Upgrading A Couchbase Cluster
The Couchbase operator provides support to automatically upgrade a running cluster. It performs a rolling upgrade one node at a time. First a new node is created with the same pod configuration as the chosen node to upgrade, thus maintaining the same services e.g. data, index etc. Data is rebalanced across the cluster so that the old node is evacuated and ejected from the cluster and the new node takes the load as data is transferred. By manintaining N+1 nodes during the process we are able to handle all queries seemlessly without any performance degrdation. Finally the selected upgrade node is deleted.
The upgrade process is currently uninterruptable. Any changes to the cluster geometry or definition of new buckets will not take effect until the upgrade has been completed.
Upgrades must be upgrades, going from a lower version to a higher version. Upgrades cannot be performed across multiple major versions e.g. 5.0.1 to 6.4.5 is valid whereas 5.0.1 to 7.3.2 is not. The final constraint is that upgrades cannot change the release edition e.g. an enterprise cluster must be upgraded to another enterprise version, likewise with community.

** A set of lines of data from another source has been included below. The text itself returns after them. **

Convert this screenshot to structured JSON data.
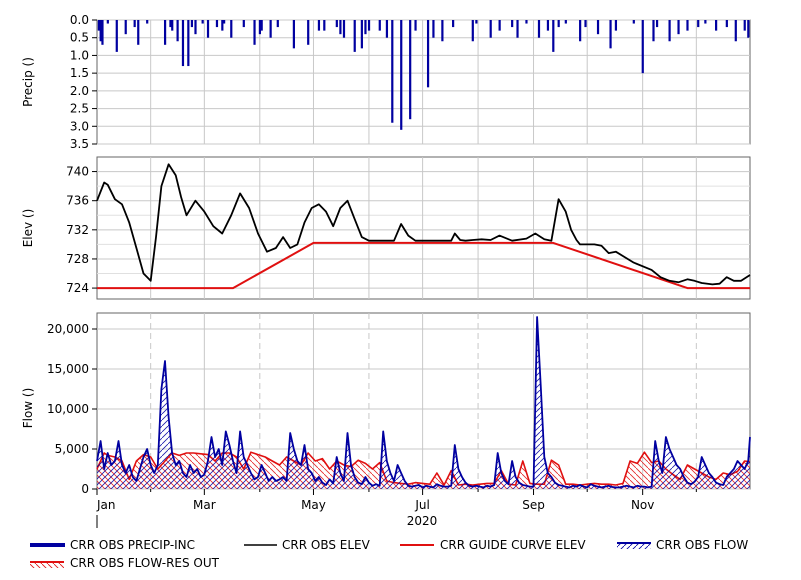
{
  "chart_data": [
    {
      "type": "bar",
      "ylabel": "Precip ()",
      "ylim": [
        0,
        3.5
      ],
      "inverted_y": true,
      "y_ticks": [
        "0.0",
        "0.5",
        "1.0",
        "1.5",
        "2.0",
        "2.5",
        "3.0",
        "3.5"
      ],
      "series": [
        {
          "name": "CRR OBS PRECIP-INC",
          "color": "#0000a0",
          "x": [
            1,
            2,
            3,
            6,
            11,
            16,
            21,
            23,
            28,
            38,
            41,
            42,
            45,
            48,
            51,
            53,
            55,
            59,
            62,
            67,
            70,
            71,
            75,
            82,
            88,
            91,
            92,
            97,
            101,
            110,
            118,
            124,
            127,
            134,
            136,
            138,
            144,
            148,
            150,
            152,
            158,
            162,
            165,
            170,
            175,
            178,
            185,
            188,
            193,
            199,
            210,
            212,
            220,
            225,
            232,
            235,
            240,
            247,
            252,
            255,
            258,
            262,
            270,
            273,
            280,
            287,
            290,
            300,
            305,
            311,
            313,
            320,
            325,
            330,
            336,
            340,
            346,
            352,
            357,
            362,
            364
          ],
          "values": [
            0.3,
            0.6,
            0.7,
            0.1,
            0.9,
            0.4,
            0.2,
            0.7,
            0.1,
            0.7,
            0.2,
            0.3,
            0.6,
            1.3,
            1.3,
            0.2,
            0.4,
            0.1,
            0.5,
            0.2,
            0.3,
            0.1,
            0.5,
            0.2,
            0.7,
            0.4,
            0.3,
            0.5,
            0.2,
            0.8,
            0.7,
            0.3,
            0.3,
            0.2,
            0.4,
            0.5,
            0.9,
            0.8,
            0.4,
            0.3,
            0.3,
            0.5,
            2.9,
            3.1,
            2.8,
            0.3,
            1.9,
            0.5,
            0.6,
            0.2,
            0.6,
            0.1,
            0.5,
            0.3,
            0.2,
            0.5,
            0.1,
            0.5,
            0.3,
            0.9,
            0.2,
            0.1,
            0.6,
            0.2,
            0.4,
            0.8,
            0.3,
            0.1,
            1.5,
            0.6,
            0.2,
            0.6,
            0.4,
            0.3,
            0.2,
            0.1,
            0.3,
            0.2,
            0.6,
            0.3,
            0.5
          ]
        }
      ]
    },
    {
      "type": "line",
      "ylabel": "Elev ()",
      "ylim": [
        722.5,
        742
      ],
      "y_ticks": [
        724,
        728,
        732,
        736,
        740
      ],
      "series": [
        {
          "name": "CRR OBS ELEV",
          "color": "#000000",
          "x": [
            0,
            4,
            6,
            10,
            14,
            18,
            22,
            26,
            30,
            33,
            36,
            40,
            44,
            47,
            50,
            55,
            60,
            65,
            70,
            75,
            80,
            85,
            90,
            95,
            100,
            104,
            108,
            112,
            116,
            120,
            124,
            128,
            132,
            136,
            140,
            144,
            148,
            152,
            158,
            162,
            166,
            170,
            174,
            178,
            182,
            186,
            192,
            198,
            200,
            203,
            206,
            210,
            215,
            220,
            225,
            232,
            240,
            245,
            250,
            254,
            258,
            262,
            265,
            268,
            270,
            274,
            278,
            282,
            286,
            290,
            300,
            310,
            315,
            320,
            325,
            330,
            334,
            338,
            344,
            348,
            352,
            356,
            360,
            365
          ],
          "values": [
            736,
            738.5,
            738.2,
            736.2,
            735.5,
            733,
            729.5,
            726,
            725,
            731,
            738,
            741,
            739.5,
            736.5,
            734,
            736,
            734.5,
            732.5,
            731.5,
            734,
            737,
            735,
            731.5,
            729,
            729.5,
            731,
            729.5,
            730,
            733,
            735,
            735.5,
            734.5,
            732.5,
            735,
            736,
            733.5,
            731,
            730.5,
            730.5,
            730.5,
            730.5,
            732.8,
            731.2,
            730.5,
            730.5,
            730.5,
            730.5,
            730.5,
            731.5,
            730.6,
            730.5,
            730.6,
            730.7,
            730.6,
            731.2,
            730.5,
            730.8,
            731.5,
            730.7,
            730.5,
            736.2,
            734.5,
            732,
            730.6,
            730,
            730,
            730,
            729.8,
            728.8,
            729,
            727.5,
            726.5,
            725.5,
            725,
            724.8,
            725.2,
            725,
            724.7,
            724.5,
            724.6,
            725.5,
            725,
            725,
            725.8
          ]
        },
        {
          "name": "CRR GUIDE CURVE ELEV",
          "color": "#e01010",
          "x": [
            0,
            76,
            121,
            255,
            330,
            365
          ],
          "values": [
            724,
            724,
            730.2,
            730.2,
            724,
            724
          ]
        }
      ]
    },
    {
      "type": "area",
      "ylabel": "Flow ()",
      "xlabel": "2020",
      "ylim": [
        0,
        22000
      ],
      "y_ticks": [
        0,
        5000,
        10000,
        15000,
        20000
      ],
      "y_tick_labels": [
        "0",
        "5,000",
        "10,000",
        "15,000",
        "20,000"
      ],
      "categories": [
        "Jan",
        "Mar",
        "May",
        "Jul",
        "Sep",
        "Nov"
      ],
      "category_days": [
        0,
        60,
        121,
        182,
        244,
        305
      ],
      "grid_days": [
        30,
        60,
        91,
        121,
        152,
        182,
        213,
        244,
        274,
        305,
        335
      ],
      "series": [
        {
          "name": "CRR OBS FLOW",
          "color": "#0000a0",
          "x": [
            0,
            2,
            4,
            6,
            8,
            10,
            12,
            14,
            16,
            18,
            20,
            22,
            24,
            26,
            28,
            30,
            32,
            34,
            36,
            38,
            40,
            42,
            44,
            46,
            48,
            50,
            52,
            54,
            56,
            58,
            60,
            62,
            64,
            66,
            68,
            70,
            72,
            74,
            76,
            78,
            80,
            82,
            84,
            86,
            88,
            90,
            92,
            94,
            96,
            98,
            100,
            102,
            104,
            106,
            108,
            110,
            112,
            114,
            116,
            118,
            120,
            122,
            124,
            126,
            128,
            130,
            132,
            134,
            136,
            138,
            140,
            142,
            144,
            146,
            148,
            150,
            152,
            154,
            156,
            158,
            160,
            162,
            164,
            166,
            168,
            170,
            172,
            174,
            176,
            178,
            180,
            182,
            184,
            186,
            188,
            190,
            192,
            194,
            196,
            198,
            200,
            202,
            204,
            206,
            208,
            210,
            212,
            214,
            216,
            218,
            220,
            222,
            224,
            226,
            228,
            230,
            232,
            234,
            236,
            238,
            240,
            242,
            244,
            246,
            248,
            250,
            252,
            254,
            256,
            258,
            260,
            262,
            264,
            266,
            268,
            270,
            272,
            274,
            276,
            278,
            280,
            282,
            284,
            286,
            288,
            290,
            292,
            294,
            296,
            298,
            300,
            302,
            304,
            306,
            308,
            310,
            312,
            314,
            316,
            318,
            320,
            322,
            324,
            326,
            328,
            330,
            332,
            334,
            336,
            338,
            340,
            342,
            344,
            346,
            348,
            350,
            352,
            354,
            356,
            358,
            360,
            362,
            364,
            365
          ],
          "values": [
            3500,
            6000,
            2500,
            4500,
            3000,
            3500,
            6000,
            3000,
            2000,
            3000,
            1500,
            1000,
            2500,
            4000,
            5000,
            3000,
            2000,
            3000,
            12500,
            16000,
            9000,
            4500,
            3000,
            3500,
            2000,
            1500,
            3000,
            2000,
            2500,
            1500,
            1800,
            3500,
            6500,
            4000,
            5000,
            3000,
            7200,
            5500,
            3500,
            2000,
            7200,
            4000,
            3000,
            2000,
            1200,
            1500,
            3000,
            2000,
            1000,
            1500,
            1000,
            1200,
            1500,
            1000,
            7000,
            5000,
            3500,
            3000,
            5500,
            2500,
            2000,
            1000,
            1500,
            800,
            500,
            1200,
            700,
            4000,
            2000,
            1000,
            7000,
            3000,
            1500,
            800,
            600,
            1500,
            800,
            400,
            600,
            400,
            7200,
            3500,
            2000,
            1000,
            3000,
            2000,
            1000,
            400,
            300,
            400,
            500,
            200,
            400,
            300,
            200,
            600,
            400,
            300,
            300,
            400,
            5500,
            2500,
            1500,
            800,
            400,
            300,
            400,
            300,
            200,
            400,
            300,
            500,
            4500,
            2000,
            1000,
            600,
            3500,
            1500,
            800,
            500,
            400,
            300,
            300,
            21500,
            13000,
            4000,
            2000,
            1500,
            800,
            500,
            400,
            300,
            200,
            400,
            300,
            500,
            300,
            200,
            600,
            400,
            300,
            200,
            300,
            400,
            250,
            200,
            200,
            300,
            400,
            300,
            200,
            400,
            300,
            300,
            200,
            300,
            6000,
            3500,
            2000,
            6500,
            5000,
            4000,
            3000,
            2500,
            1500,
            800,
            600,
            900,
            1500,
            4000,
            3000,
            2000,
            1500,
            800,
            600,
            500,
            1500,
            2000,
            2500,
            3500,
            3000,
            2500,
            3500,
            6500
          ]
        },
        {
          "name": "CRR OBS FLOW-RES OUT",
          "color": "#e01010",
          "x": [
            0,
            2,
            4,
            6,
            10,
            14,
            18,
            22,
            26,
            30,
            34,
            38,
            42,
            46,
            50,
            54,
            58,
            62,
            66,
            70,
            74,
            78,
            82,
            86,
            90,
            94,
            98,
            102,
            106,
            110,
            114,
            118,
            122,
            126,
            130,
            134,
            138,
            142,
            146,
            150,
            154,
            158,
            162,
            166,
            170,
            174,
            178,
            182,
            186,
            190,
            194,
            198,
            202,
            206,
            210,
            214,
            218,
            222,
            226,
            230,
            234,
            238,
            242,
            246,
            250,
            254,
            258,
            262,
            266,
            270,
            274,
            278,
            282,
            286,
            290,
            294,
            298,
            302,
            306,
            310,
            314,
            318,
            322,
            326,
            330,
            334,
            338,
            342,
            346,
            350,
            354,
            358,
            362,
            365
          ],
          "values": [
            2500,
            3500,
            4500,
            4200,
            4000,
            3500,
            1200,
            3500,
            4300,
            4000,
            2500,
            3500,
            4500,
            4200,
            4500,
            4500,
            4400,
            4300,
            3500,
            4500,
            4500,
            4000,
            2500,
            4600,
            4300,
            4000,
            3500,
            3000,
            4000,
            3500,
            3000,
            4500,
            3500,
            3800,
            2500,
            3500,
            3000,
            2800,
            3600,
            3200,
            2500,
            3300,
            1000,
            800,
            700,
            600,
            800,
            700,
            600,
            2000,
            500,
            2300,
            500,
            600,
            500,
            600,
            700,
            700,
            2300,
            600,
            500,
            3500,
            700,
            600,
            600,
            3600,
            3000,
            600,
            600,
            500,
            600,
            700,
            600,
            600,
            500,
            700,
            3500,
            3200,
            4600,
            3300,
            3500,
            2500,
            1800,
            1200,
            3000,
            2500,
            2000,
            1500,
            1200,
            2000,
            1800,
            2200,
            3500,
            3400
          ]
        }
      ]
    }
  ],
  "legend": [
    {
      "label": "CRR OBS PRECIP-INC",
      "color": "#0000a0",
      "style": "thick-line"
    },
    {
      "label": "CRR OBS ELEV",
      "color": "#000000",
      "style": "line"
    },
    {
      "label": "CRR GUIDE CURVE ELEV",
      "color": "#e01010",
      "style": "line"
    },
    {
      "label": "CRR OBS FLOW",
      "color": "#0000a0",
      "style": "hatched"
    },
    {
      "label": "CRR OBS FLOW-RES OUT",
      "color": "#e01010",
      "style": "hatched"
    }
  ]
}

Due to the constraints on versioning this feature cannot be used on non-semantically versioned container images e.g. couchbase/server:latest will result in an error.
Initiating an Upgrade
Simply edit the cluster specification and change the version string to a valid container. Instructions for updating your specification can be found here
Logging and Monitoring
You can monitor the progress of an upgrade via Kubernetes resource status and events:
$ kubectl describe couchbasecluster cb-example
The status object shows the version the cluster is being upgraded to, the node that is upgrading and its upgraded replacement and the list of nodes ready to be upgraded.
Status:
Upgrade:
Ready Nodes:
cb-example-0001
cb-example-0002
Target Version: enterprise-5.1.0
Upgraded Node: cb-example-0003
Upgrading Node: cb-example-0000
The events object shows members being created/deleted and data being rebalanced. From the timestamps in the event stream you can calculate how long each node upgrade takes, then combining with the number of nodes remaining in the status you can easily calculate the expected duration of the entire operation.
Events:
Type Reason Age From Message
---- ------ ---- ---- -------
Normal UpgradeStarted 20m couchbase-operator-789c895556-7gbf7 Started upgrade to 'enterprise-5.1.0'
Normal NewMemberAdded 19m couchbase-operator-789c895556-7gbf7 New member cb-example-0003 added to cluster
Normal MemberRemoved 18m couchbase-operator-789c895556-7gbf7 Existing member cb-example-0000 removed from the cluster
Normal RebalanceStarted 18m couchbase-operator-789c895556-7gbf7 A rebalance has been started to balance data across the cluster
Normal NewMemberAdded 18m couchbase-operator-789c895556-7gbf7 New member cb-example-0004 added to cluster
Normal RebalanceStarted 17m couchbase-operator-789c895556-7gbf7 A rebalance has been started to balance data across the cluster
Normal MemberRemoved 17m couchbase-operator-789c895556-7gbf7 Existing member cb-example-0001 removed from the cluster
Normal NewMemberAdded 16m couchbase-operator-789c895556-7gbf7 New member cb-example-0005 added to cluster
Normal RebalanceStarted 15m couchbase-operator-789c895556-7gbf7 A rebalance has been started to balance data across the cluster
Normal MemberRemoved 15m couchbase-operator-789c895556-7gbf7 Existing member cb-example-0002 removed from the cluster
Normal UpgradeFinished 15m couchbase-operator-789c895556-7gbf7 Finished upgrade to 'enterprise-5.1.0'